Is there a way to prevent the core from going to C6/C7 C-state? I looked into my BIOS and it only provides support for disabling package C-states but not core c-states.
In Linux systems the core C-states can be disabled using by modifying a boot time option and then using a bizarre interface.
First, you need to disable the "intel_idle" C-state governor by adding the boot option "intel_idle.max_cstate=0" and rebooting the system.
Second, you need to write a program that opens the file "/dev/cpu_dma_latency", writes a 32-bit binary value to the file, and then keeps the file open. If you close the file, the system reverts to the default behavior (which will allow all C-states). Sample routines for this purpose are provided at https://access.redhat.com/articles/65410
The value that you write is the maximum number of microseconds that the OS will allow for a processor to recover from a C-state. For the Xeon E5-2680 (Sandy Bridge) processors in my systems, the recovery times (also in microseconds) can be seen by
$ cat /sys/devices/system/cpu/cpu0/cpuidle/state/latency
C0 has a "recovery time" of 0 microseconds, since it is the active state. C1 has a recovery time of ~1 microsecond, but still saves a fair amount of power. We typically use 75 microseconds to prevent C-states with higher numbers than C1.
Although I don't understand the details, there is not a 1:1 correspondence between the ACPI C-states used by the "cpuidle" facility and the hardware C-states as actually implemented by the processor.
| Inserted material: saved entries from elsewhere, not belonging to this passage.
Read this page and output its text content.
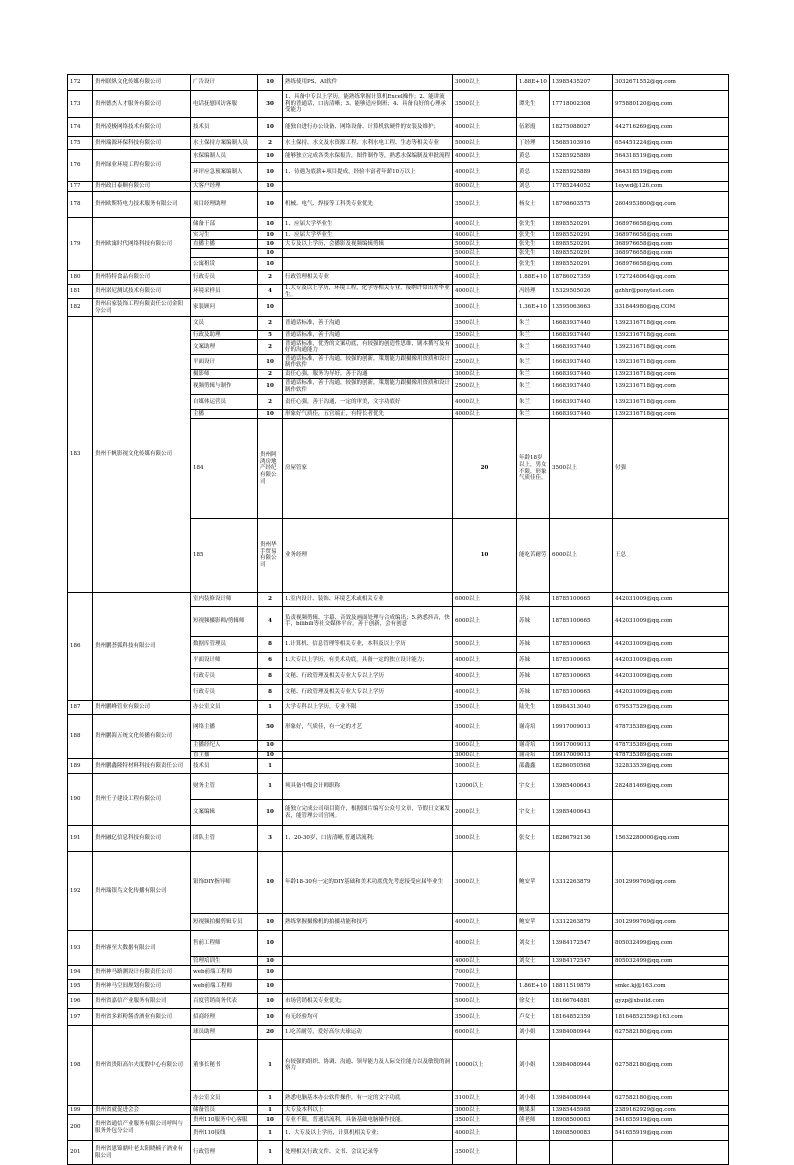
172	贵州联纵文化传媒有限公司	广告设计	10	熟练使用PS、AI软件	3000以上	1.88E+10	13985435207	3032671552@qq.com	
173	贵州德杰人才服务有限公司	电话抚慰回访客服	30	1、具备中专以上学历，能熟练掌握计算机Excel操作；2、能讲流利的普通话，口齿清晰；3、能够适应倒班；4、具备良好的心理承受能力	3500以上	谭先生	17718002308	975880120@qq.com	
174	贵州凌极网络技术有限公司	技术员	10	能独自进行办公设备、网络设备、计算机软硬件的安装及维护；	4000以上	伍彩霞	18275088027	442716269@qq.com	
175	贵州瑞源环保科技有限公司	水土保持方案编制人员	2	水土保持、水文及水资源工程、水利水电工程、生态等相关专业	5000以上	丁经理	15685103916	654451224@qq.com	
176	贵州绿业环境工程有限公司	水保编制人员	10	能够独立完成各类水保报告，图件制作等，熟悉水保编制及审批流程	4000以上	黄总	15285925889	564318519@qq.com	
		环评应急预案编制人	10	1、待遇为底薪+项目提成，经验丰富者年薪10万以上	4000以上	黄总	15285925889	564318519@qq.com	
177	贵州政日泰顺有限公司	大客户经理	10		8000以上	刘总	17785244052	1eywd@126.com	
178	贵州欧斯特电力技术服务有限公司	项目经理助理	10	机械、电气、焊接等工科类专业优先	3500以上	杨女士	18798603575	2604953800@qq.com	
179	贵州欧寓时代网络科技有限公司	储备干部	10	1、应届大学毕业生	4000以上	张先生	18985520291	368976658@qq.com	
		实习生	10	1、应届大学毕业生	4000以上	张先生	18985520291	368976658@qq.com	
		直播主播	10	大专及以上学历，会播影及视频编辑剪辑	5000以上	张先生	18985520291	368976658@qq.com	
			10		5000以上	张先生	18985520291	368976658@qq.com	
		公寓租赁	10		5000以上	张先生	18985520291	368976658@qq.com	
180	贵州特特食品有限公司	行政专员	2	行政管理相关专业	4000以上	1.88E+10	18786027359	1727246064@qq.com	
181	贵州诺尼测试技术有限公司	环境采样员	4	1.大专及以上学历，环境工程，化学等相关专业，接纳许常出差毕业生。	4000以上	冯经理	15329505026	gzhhr@ponytest.com	
182	贵州启家装饰工程有限责任公司金阳分公司	家装顾问	10		3000以上	1.36E+10	13595063663	331844980@qq.COM	
183	贵州千帆影视文化传媒有限公司	文员	2	普通话标准，善于沟通	3500以上	朱兰	16683937440	1392316718@qq.com	
		行政及助理	5	普通话标准，善于沟通	3500以上	朱兰	16683937440	1392316718@qq.com	
		文案助理	2	普通话标准，优秀的文案功底，有较强的创造性思维，剧本撰写及有好的沟通能力	3000以上	朱兰	16683937440	1392316718@qq.com	
		平面设计	10	普通话标准，善于沟通，较强的创新，策划能力跟摄像用资质和设计制作软件	2500以上	朱兰	16683937440	1392316718@qq.com	
		摄影师	2	责任心强，服务为导好，善于沟通	3000以上	朱兰	16683937440	1392316718@qq.com	
		视频剪辑与制作	10	普通话标准，善于沟通，较强的创新，策划能力跟摄像用资质和设计制作软件	2500以上	朱兰	16683937440	1392316718@qq.com	
		自媒体运营员	2	责任心强，善于沟通，一定的审美，文字功底好	4000以上	朱兰	16683937440	1392316718@qq.com	
		主播	10	形象好气质佳，五官端正，有特长者优先	4000以上	朱兰	16683937440	1392316718@qq.com	
		184	贵州阿鸿房地产经纪有限公司	房屋管家	20	年龄18岁以上，男女不限，形象气质佳佳。	3500以上	付强		
		185	贵州华手贸易有限公司	业务经理	10	能吃苦耐劳	6000以上	王总		
186	贵州鹏荟弧科技有限公司	室内装修设计师	2	1.室内设计、装饰、环境艺术或相关专业	6000以上	苏妹	18785100665	442031009@qq.com	
		短视频摄影师/剪辑师	4	负责视频剪辑、字幕、音效及画面处理与合成编出；5.熟悉抖音，快手，bilibili等社交媒体平台，善于创新，会有创意	6000以上	苏妹	18785100665	442031009@qq.com	
		数据库管理员	8	1.计算机、信息管理等相关专业，本科及以上学历	5000以上	苏妹	18785100665	442031009@qq.com	
		平面设计师	6	1.大专以上学历，有美术功底，具备一定的独立设计能力；	4000以上	苏妹	18785100665	442031009@qq.com	
		行政专员	8	文秘、行政管理及相关专业大专以上学历	4000以上	苏妹	18785100665	442031009@qq.com	
		行政专员	8	文秘、行政管理及相关专业大专以上学历	4000以上	苏妹	18785100665	442031009@qq.com	
187	贵州鹏峰管业有限公司	办公室文员	1	大学专科以上学历，专业不限	3500以上	陆先生	18984313040	679537529@qq.com	
188	贵州鹏海五统文化传播有限公司	网络主播	50	形象好，气质佳，有一定的才艺	4000以上	谢奇培	19917009013	478735389@qq.com	
		主播经纪人	10		3000以上	谢奇培	19917009013	478735389@qq.com	
		直主播	10		3000以上	谢奇培	19917009013	478735389@qq.com	
189	贵州鹏鑫隆特材料科技有限责任公司	技术员	1		3000以上	邵鑫鑫	18286050568	322833539@qq.com	
190	贵州壬子建设工程有限公司	财务主管	1	须具备中级会计师职称	12000以上	宇女士	13985400643	282481469@qq.com	
		文案编辑	10	能独立完成公司项目简介，根据图片编写公众号文章，节假日文案发表，能管理公司官网。	2000以上	宇女士	13985400643		
191	贵州融亿信息科技有限公司	团队主管	3	1、20-30岁，口齿清晰,普通话流利;	3000以上	张女士	18286792136	15632280000@qq.com	
192	贵州瑞银鸟文化传播有限公司	银饰DIY指导师	10	年龄18-30有一定的DIY基础和美术功底优先考虑接受应届毕业生	3000以上	鲍安苹	13312263879	3012999769@qq.com	
		短视频拍摄剪辑专员	10	熟练掌握摄像机的拍摄功能和技巧	4000以上	鲍安苹	13312263879	3012999769@qq.com	
193	贵州睿至大数据有限公司	售前工程师	10		4000以上	刘女士	13984172547	805032499@qq.com	
		管理培训生	10		4000以上	刘女士	13984172547	805032499@qq.com	
194	贵州神马路测设计有限责任公司	web前端工程师	10		7000以上				
195	贵州神马空间规划有限公司	web前端工程师	10		7000以上	1.86E+10	18811519879	smkc.kj@163.com	
196	贵州省嘉信产业服务有限公司	百度营销商务代表	10	市场营销相关专业优先;	5000以上	徐女士	18166764881	gyzp@xbuild.com	
197	贵州省多彩粉酱香酒业有限公司	招商经理	10	有无经验均可	3500以上	卢女士	18164852359	18164852359@163.com	
198	贵州省贵阳高尔夫度假中心有限公司	球员助理	20	1.吃苦耐劳，爱好高尔夫球运动	6000以上	刘小姐	13984080944	627582180@qq.com	
		董事长秘书	1	有较强的组织、协调、沟通、领导能力及人际交往能力以及敏锐的洞察力	10000以上	刘小姐	13984080944	627582180@qq.com	
		办公室文员	1	熟悉电脑基本办公软件操作，有一定的文字功底	3100以上	刘小姐	13984080944	627582180@qq.com	
199	贵州省就促进会会	储备管员	1	大专及本科以上	3000以上	鲍果果	13985445988	2389162929@qq.com	
200	贵州省通信产业服务有限公司呼叫与服务外包分公司	贵州110服务中心客服	10	专业不限，普通话流利，具备基础电脑操作技能。	3500以上	熊老师	18908500083	541655919@qq.com	
		贵州110接线	1	1、大专及以上学历，计算机相关专业；	4000以上		18908500083	541655919@qq.com	
201	贵州省恩锦鼎叶老太阳晓楠子酒业有限公司	行政管理	1	处理相关行政文件、文书、会议记录等	3500以上				
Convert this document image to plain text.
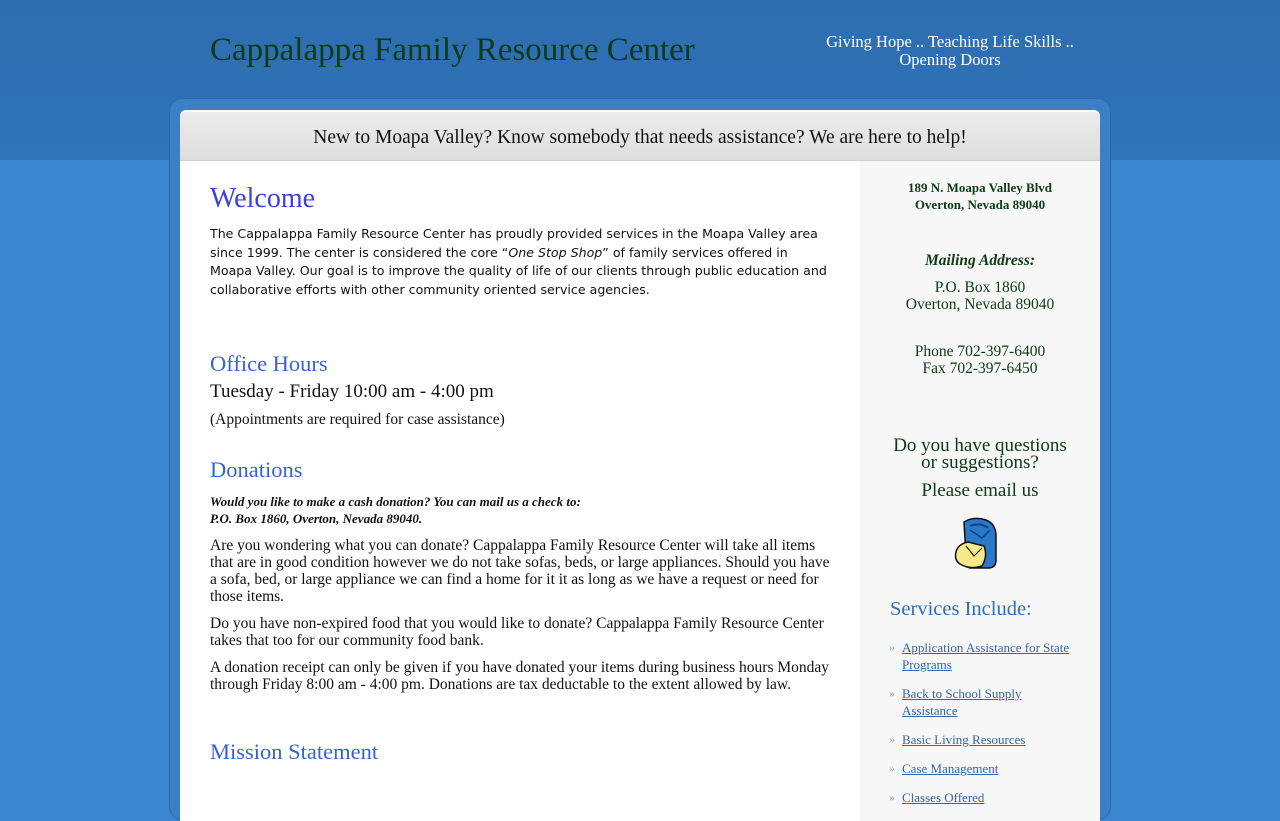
Cappalappa Family Resource Center	Giving Hope .. Teaching Life Skills .. Opening Doors
New to Moapa Valley? Know somebody that needs assistance? We are here to help!
Welcome

The Cappalappa Family Resource Center has proudly provided services in the Moapa Valley area since 1999. The center is considered the core “One Stop Shop” of family services offered in Moapa Valley. Our goal is to improve the quality of life of our clients through public education and collaborative efforts with other community oriented service agencies.

Office Hours

Tuesday - Friday 10:00 am - 4:00 pm

(Appointments are required for case assistance)

Donations

Would you like to make a cash donation? You can mail us a check to:
P.O. Box 1860, Overton, Nevada 89040.

Are you wondering what you can donate? Cappalappa Family Resource Center will take all items that are in good condition however we do not take sofas, beds, or large appliances. Should you have a sofa, bed, or large appliance we can find a home for it it as long as we have a request or need for those items.

Do you have non-expired food that you would like to donate? Cappalappa Family Resource Center takes that too for our community food bank.

A donation receipt can only be given if you have donated your items during business hours Monday through Friday 8:00 am - 4:00 pm. Donations are tax deductable to the extent allowed by law.

Mission Statement
189 N. Moapa Valley Blvd
Overton, Nevada 89040
Mailing Address:
P.O. Box 1860
Overton, Nevada 89040
Phone 702-397-6400
Fax 702-397-6450
Do you have questions
or suggestions?
Please email us
Services Include:
» Application Assistance for State Programs
» Back to School Supply Assistance
» Basic Living Resources
» Case Management
» Classes Offered
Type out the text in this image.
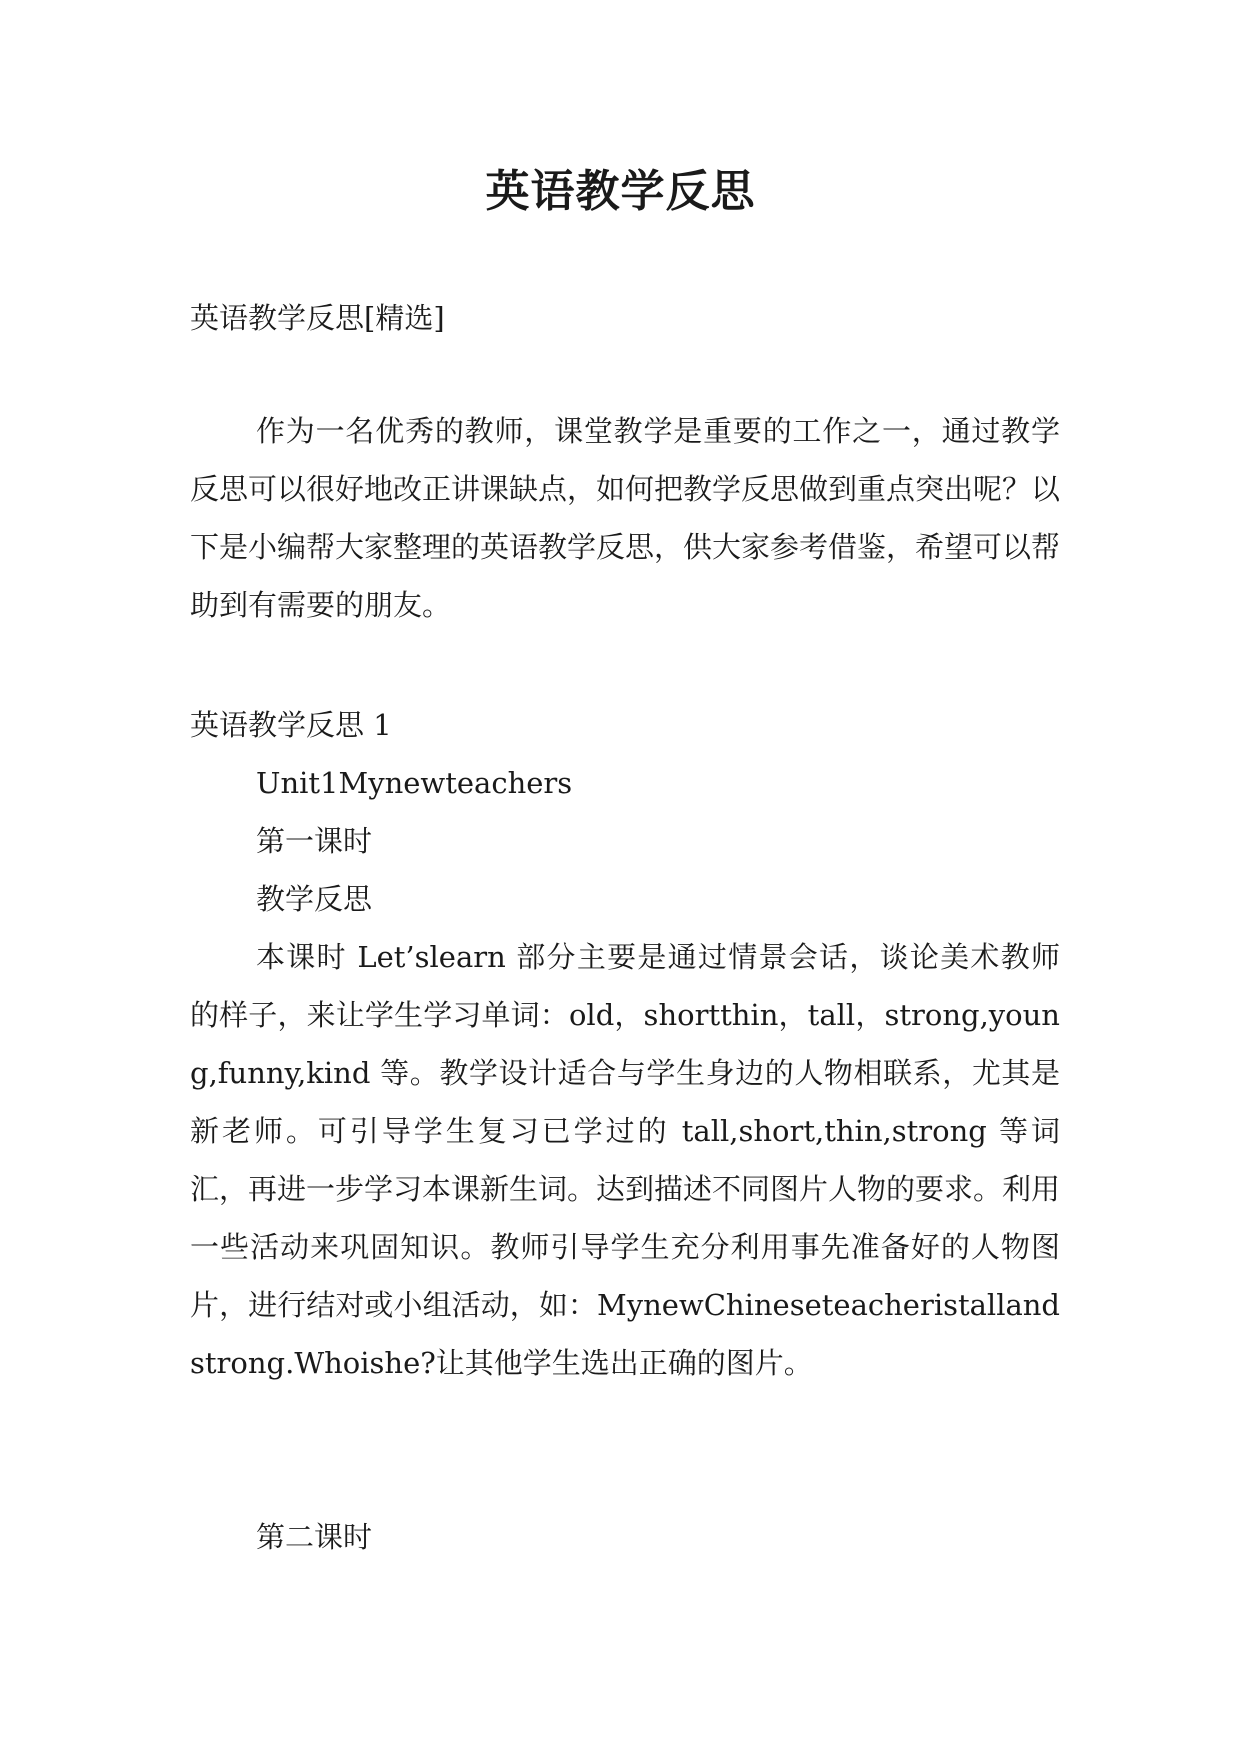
英语教学反思
英语教学反思[精选]
作为一名优秀的教师，课堂教学是重要的工作之一，通过教学反思可以很好地改正讲课缺点，如何把教学反思做到重点突出呢？以下是小编帮大家整理的英语教学反思，供大家参考借鉴，希望可以帮助到有需要的朋友。
英语教学反思 1
Unit1Mynewteachers
第一课时
教学反思
本课时 Let’slearn 部分主要是通过情景会话，谈论美术教师的样子，来让学生学习单词：old，shortthin，tall，strong,young,funny,kind 等。教学设计适合与学生身边的人物相联系，尤其是新老师。可引导学生复习已学过的 tall,short,thin,strong 等词汇，再进一步学习本课新生词。达到描述不同图片人物的要求。利用一些活动来巩固知识。教师引导学生充分利用事先准备好的人物图片，进行结对或小组活动，如：MynewChineseteacheristallandstrong.Whoishe?让其他学生选出正确的图片。
第二课时
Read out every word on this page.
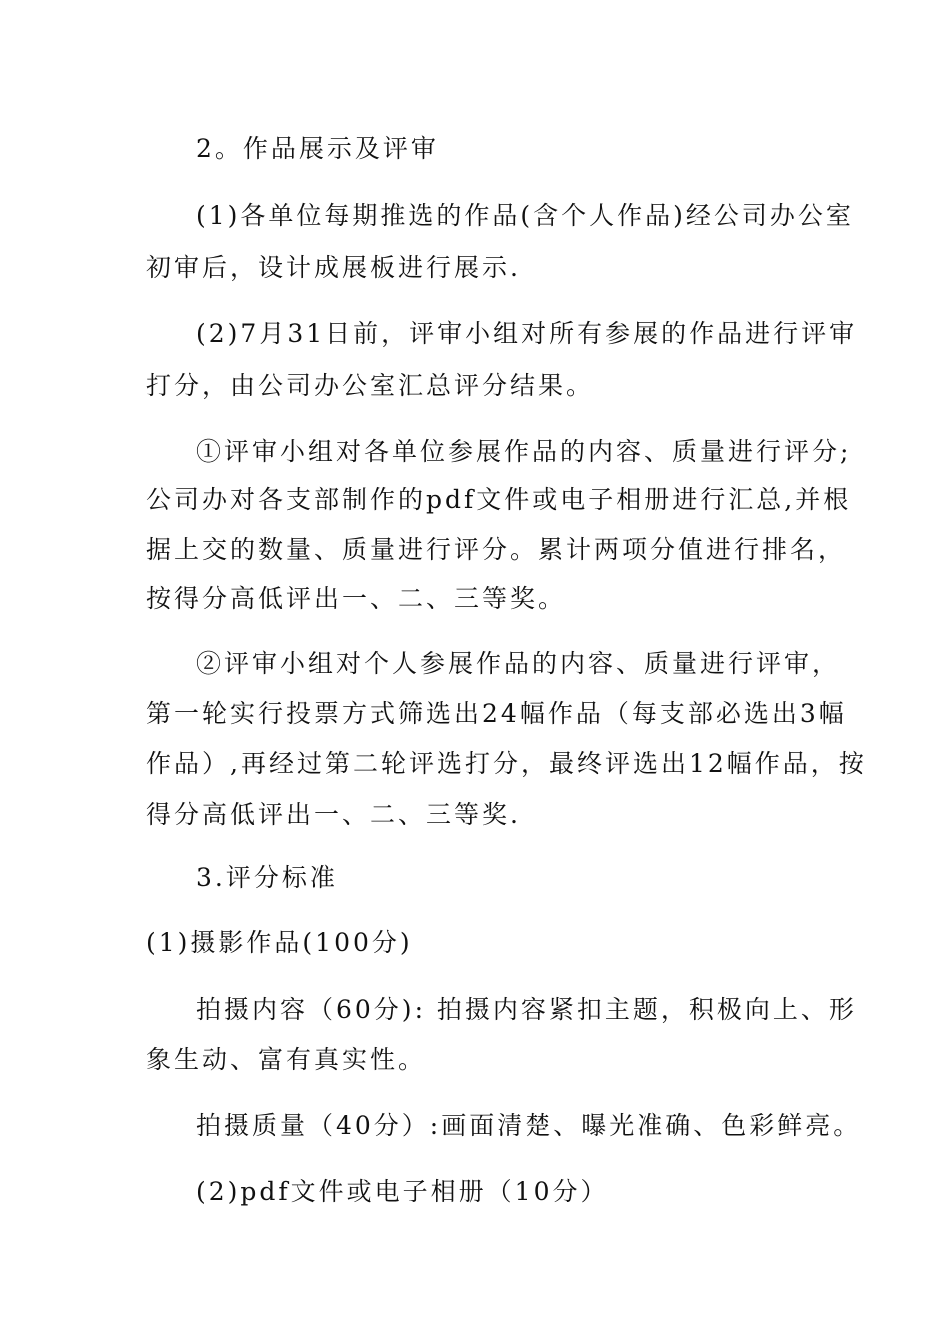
2。作品展示及评审
(1)各单位每期推选的作品(含个人作品)经公司办公室
初审后，设计成展板进行展示.
(2)7月31日前，评审小组对所有参展的作品进行评审
打分，由公司办公室汇总评分结果。
①评审小组对各单位参展作品的内容、质量进行评分;
公司办对各支部制作的pdf文件或电子相册进行汇总,并根
据上交的数量、质量进行评分。累计两项分值进行排名，
按得分高低评出一、二、三等奖。
②评审小组对个人参展作品的内容、质量进行评审，
第一轮实行投票方式筛选出24幅作品（每支部必选出3幅
作品）,再经过第二轮评选打分，最终评选出12幅作品，按
得分高低评出一、二、三等奖.
3.评分标准
(1)摄影作品(100分)
拍摄内容（60分): 拍摄内容紧扣主题，积极向上、形
象生动、富有真实性。
拍摄质量（40分）:画面清楚、曝光准确、色彩鲜亮。
(2)pdf文件或电子相册（10分）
You can certainly block all states with numbers higher than C1, but it is not clear whether this interface will allow control at finer granularity.
Thanks John as always. It worked great. But I am not sure I understand why I need to use the boot option "intel_idle.max_cstate=0". When I use this option, I see cpuidle states from state0 to state2 at /sys/devices/system/cpu/cpu0/cpuidle/. But when I don't use this option, state0 to state5 are visible. In both the cases, I am able to control which c-state the processor is allowed to go by writing the appropriate value in cpu_dma_latency file.
My understanding is that the Intel idle driver can ignore BIOS and/or OS requests to not use the higher-numbered C-states. If you add the boot option "intel_idle.max_cstate=0" it should cause the system to use the acpi idle driver instead of the Intel idle driver.
It is not surprising that the two idle drivers show different states -- the Intel idle driver probably understands the hardware better than the ACPI idle driver.
You might want to try the same tests without the special boot option and see if the system still obeys the /dev/cpu_dma_latency control. If it works, then the whole process becomes much easier!
So I tried writing latency values to cpu_dma_latency file without the special boot option and it works fine. So I guess, it is not needed, at least for my machine! Thanks for your help.
So I found that I can control the c-state individually for each core by just writing '0' or '1' to file /sys/devices/system/cpu/cpu/cpuidle/state/disable. I am wondering if there are any downsides to controlling c-states this way!